Une fois le statut de réfugié obtenu, il leur reste à régulariser leur situation par l'obtention d'un statut de résident permanent, ce qui prend au moins 13 mois supplémentaires. Au mieux, il faut calculer autour de 22 mois pour que la situation d'un réfugié se régularise. Des 407 réfugiés reconnus et interrogés pour l'étude du CEETUM, seulement la moitié avaient réussi à obtenir leur statut de résident trois ans après leur arrivée au pays.

Les médias viennent de nous révéler le cas d'un jeune Lituanien qui a dû attendre cinq ans avant d'obtenir son statut de réfugié, période suivie de deux autres années d'attente pour son statut de résident, avant d'apprendre que son dossier avait été égaré et qu'il fallait reprendre les procédures! Architecte de formation et inscrit à la maîtrise à l'Université de Montréal, le requérant a dû entamer une grève de la faim pour faire accélérer les démarches.

Des gens motivés et scolarisés
Les professionnels comme ce jeune architecte ne sont d'ailleurs pas rares parmi les requérants du statut de réfugié; 41% des hommes et 31% des femmes ont une scolarité de niveau universitaire à leur arrivée. Dans l'ensemble, 60% ont une formation postsecondaire, ce qui est supérieur à la moyenne montréalaise.

Les demandeurs montrent également une réelle volonté d'améliorer leur sort. Soixante-quinze pour cent s'inscrivent à des cours en attendant l'obtention de leur statut. À leur arrivée, 51% ignorent le français ou l'anglais, mais trois ans plus tard ils sont 85% à parler le français.

"Ce sont là des caractéristiques qui montrent que nous avons affaire à des gens motivés et de qualité, souligne le chercheur. Mais ils sont mis sur une voie de garage."

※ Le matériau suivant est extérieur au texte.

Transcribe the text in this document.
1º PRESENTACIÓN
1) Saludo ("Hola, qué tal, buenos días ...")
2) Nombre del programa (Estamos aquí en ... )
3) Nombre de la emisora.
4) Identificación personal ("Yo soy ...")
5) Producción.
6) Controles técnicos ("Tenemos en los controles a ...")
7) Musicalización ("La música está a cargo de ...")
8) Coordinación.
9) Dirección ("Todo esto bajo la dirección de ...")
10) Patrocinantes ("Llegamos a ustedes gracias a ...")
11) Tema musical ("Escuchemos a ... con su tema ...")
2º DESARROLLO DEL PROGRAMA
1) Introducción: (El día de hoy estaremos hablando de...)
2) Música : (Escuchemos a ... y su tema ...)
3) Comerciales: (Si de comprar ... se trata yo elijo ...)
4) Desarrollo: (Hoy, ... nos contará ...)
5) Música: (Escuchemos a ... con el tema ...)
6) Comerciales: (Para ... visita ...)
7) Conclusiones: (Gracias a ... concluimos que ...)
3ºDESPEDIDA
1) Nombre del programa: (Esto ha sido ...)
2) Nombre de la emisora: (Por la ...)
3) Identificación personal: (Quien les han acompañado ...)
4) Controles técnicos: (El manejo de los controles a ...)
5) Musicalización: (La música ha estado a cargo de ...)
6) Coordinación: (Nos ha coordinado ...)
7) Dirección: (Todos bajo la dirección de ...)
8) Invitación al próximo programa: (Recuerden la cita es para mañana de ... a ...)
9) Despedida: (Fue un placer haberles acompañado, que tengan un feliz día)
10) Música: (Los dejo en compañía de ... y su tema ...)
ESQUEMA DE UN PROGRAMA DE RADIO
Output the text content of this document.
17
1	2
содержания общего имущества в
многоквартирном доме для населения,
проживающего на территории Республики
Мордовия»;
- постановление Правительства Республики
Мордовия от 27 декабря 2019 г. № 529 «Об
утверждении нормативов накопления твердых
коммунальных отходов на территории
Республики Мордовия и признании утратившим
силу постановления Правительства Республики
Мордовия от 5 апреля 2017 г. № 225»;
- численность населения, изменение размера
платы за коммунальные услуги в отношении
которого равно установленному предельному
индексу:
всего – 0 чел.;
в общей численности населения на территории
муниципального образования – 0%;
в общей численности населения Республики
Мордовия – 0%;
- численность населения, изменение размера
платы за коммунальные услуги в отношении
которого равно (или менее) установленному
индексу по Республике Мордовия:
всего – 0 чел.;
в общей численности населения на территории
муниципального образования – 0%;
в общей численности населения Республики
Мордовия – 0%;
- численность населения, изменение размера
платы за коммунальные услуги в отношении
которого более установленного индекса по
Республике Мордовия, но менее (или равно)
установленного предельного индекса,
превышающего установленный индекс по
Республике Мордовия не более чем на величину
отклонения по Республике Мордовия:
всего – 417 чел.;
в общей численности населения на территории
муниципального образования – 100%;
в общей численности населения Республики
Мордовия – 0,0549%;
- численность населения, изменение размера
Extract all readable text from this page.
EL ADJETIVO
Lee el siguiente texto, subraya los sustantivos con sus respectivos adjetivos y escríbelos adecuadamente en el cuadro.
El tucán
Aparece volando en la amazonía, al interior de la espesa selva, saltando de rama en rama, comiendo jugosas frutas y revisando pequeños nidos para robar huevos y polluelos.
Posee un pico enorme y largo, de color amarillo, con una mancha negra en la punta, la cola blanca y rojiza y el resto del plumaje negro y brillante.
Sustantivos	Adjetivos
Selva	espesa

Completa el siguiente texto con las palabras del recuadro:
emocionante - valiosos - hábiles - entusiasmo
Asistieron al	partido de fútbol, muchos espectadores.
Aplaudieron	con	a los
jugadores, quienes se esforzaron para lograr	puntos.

Ces gens doivent compter en moyenne deux ans avant de décrocher leur premier emploi, années pendant lesquelles 93% d'entre eux vivent de l'aide sociale. Les principaux secteurs à les accueillir sont l'industrie manufacturière et la restauration, où ils vont chercher un salaire hebdomadaire brut moyen de 285$.

"Lorsque vous avez un médecin qui se réfugie au Canada et qui est réduit à vivre de l'aide sociale ou à travailler dans une manufacture, c'est une catastrophe, commente Jean Renaud. Ces gens sont partis de leur pays en catastrophe pour assurer leur survie et ne se doutaient nullement des délais administratifs qui les attendaient."

Les réfugiés se retrouvent alors dans un cercle vicieux. "L'absence prolongée de statut est propice à la marginalisation, voire à l'exploitation, écrit le chercheur dans son rapport. Elle est aussi susceptible de faire accepter aux revendicateurs des emplois ne correspondant nullement à leurs compétences et d'effacer, de ce fait, leurs expériences et acquis aux yeux des employeurs canadiens."

Cette étude quantitative est venue confirmer une étude qualitative effectuée par Christopher McAll quelques années auparavant et indiquant que les réfugiés formaient une sous-catégorie à la marge inférieure de la population la plus marginalisée. "Les fonctionnaires croyaient que tout était beau une fois le statut de réfugié obtenu, ajoute Jean Renaud. Cette recherche vient de créer un émoi dans leur milieu."

Le chercheur présentera plus en détail les résultats de sa recherche dans le cadre des midis du CEETUM le vendredi 30 octobre (voir le calendrier).